From the week commencing 1 June at the earliest, I will be asking primary schools to prepare to welcome back children in nursery, Reception, year 1 and year 6, alongside the priority groups currently at school. I will ask secondary schools, sixth form and further education colleges to offer some face-to-face support to supplement the remote education of year 10 and year 12 students who are due to take key exams next year, alongside the full time provision they are offering to priority groups. We will also ask nurseries and other early years providers, including childminders, to begin welcoming back all children from 1 June. Alternative provision settings should mirror the approach being taken for mainstream schools and also offer some face-to- face contact for years 10 and 11 students (as they have no year 12). Special schools, special post-16 institutions and hospital schools should look to achieve an equivalent phased return without a focus on specific year groups.
Our ambition is to bring all primary year groups back to school before the summer holidays, for a month if possible, though this will be kept under review. We will only welcome back additional year groups if the most up-to- date assessment of the risk posed by the virus indicates it is appropriate to have larger numbers of children within schools. Keeping children and staff safe is our utmost priority.
Our approach is underpinned by our latest understanding of the science, which indicates that we need to take a phased approach in order to limit the risk of increasing the rate of transmission above 1. We know that attending early education lays the foundation for lifelong learning and supports children’s social and emotional development. The three year groups within primary have been prioritised because they are key transition years, and the two year groups in secondary/colleges have been prioritised because they are preparing for key examinations next year. This approach is in line with other countries across Europe, who have begun to bring pre-school and school-age children back in a phased way and are focusing on primary schools and younger children. Approaches between countries will vary slightly based on different public health circumstances.
We are continuing to limit the number of children returning so that settings can reduce the number of people in classrooms compared to usual and put protective measures in place to reduce risks. Children and young people will need to stay within their group wherever possible and we will ask settings to implement a range of protective measures including frequent cleaning, reducing ‘pinch points’ (such as parents dropping children off at the start and end of the day) and utilising outdoor space. In early years settings, existing space requirements and staff:child ratios for these age groups should allow for small group working. Staff and children in all settings will be eligible for testing if they become ill with coronavirus symptoms, as will members of their households, and the track and trace approach will be applied to any confirmed cases. Those who are extremely clinically vulnerable, or are living with someone who is, are not expected to attend. Anyone with concerns about underlying health conditions should follow our protective measures guidance.

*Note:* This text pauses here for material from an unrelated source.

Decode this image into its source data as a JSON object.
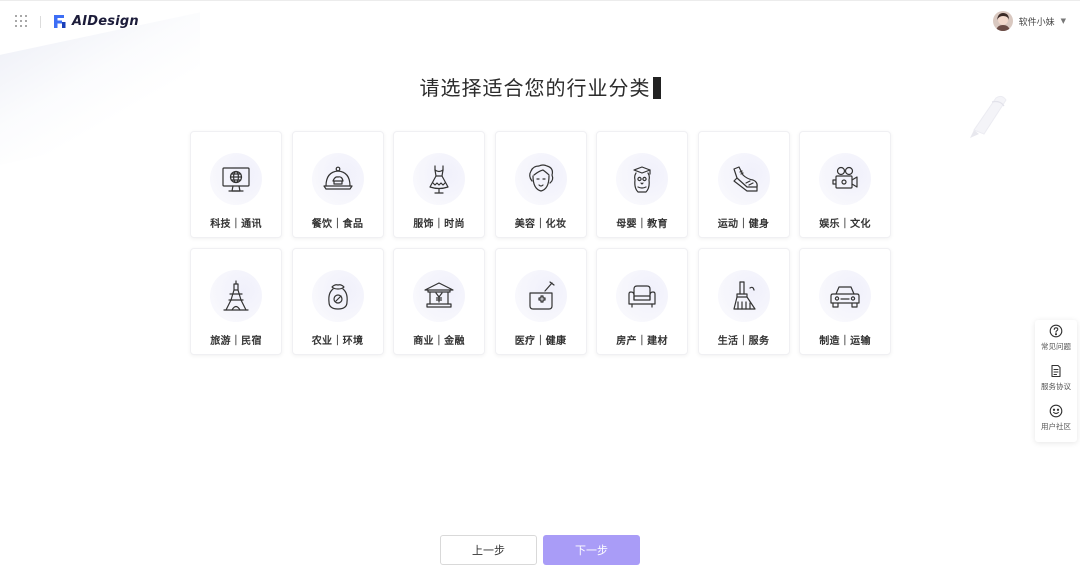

Public Health England is clear that if settings implement these protective measures, and crucially if they also apply comprehensive infection control measures, such as ensuring symptomatic individuals do not attend settings, regular hand washing, respiratory hygiene and cleaning measures and
handling potential cases of the virus as per our advice, then the risk of transmission will be lowered.
I will assess the impact of these changes closely, working with medical and scientific advisers as well as sector leaders. We will provide the sector with further guidance and support to help them to prepare for wider opening over the coming days and weeks. Today we have published the following pieces of guidance:
I want to thank the House for supporting schools and other providers in your own constituencies through this incredibly difficult time. I know that I can rely on our education and childcare sectors having the full support of the House as we prepare for this wider opening.
Our education leaders are central to the country’s response to this current crisis. I hope you will join me in thanking all those who work in our education and care settings for their efforts.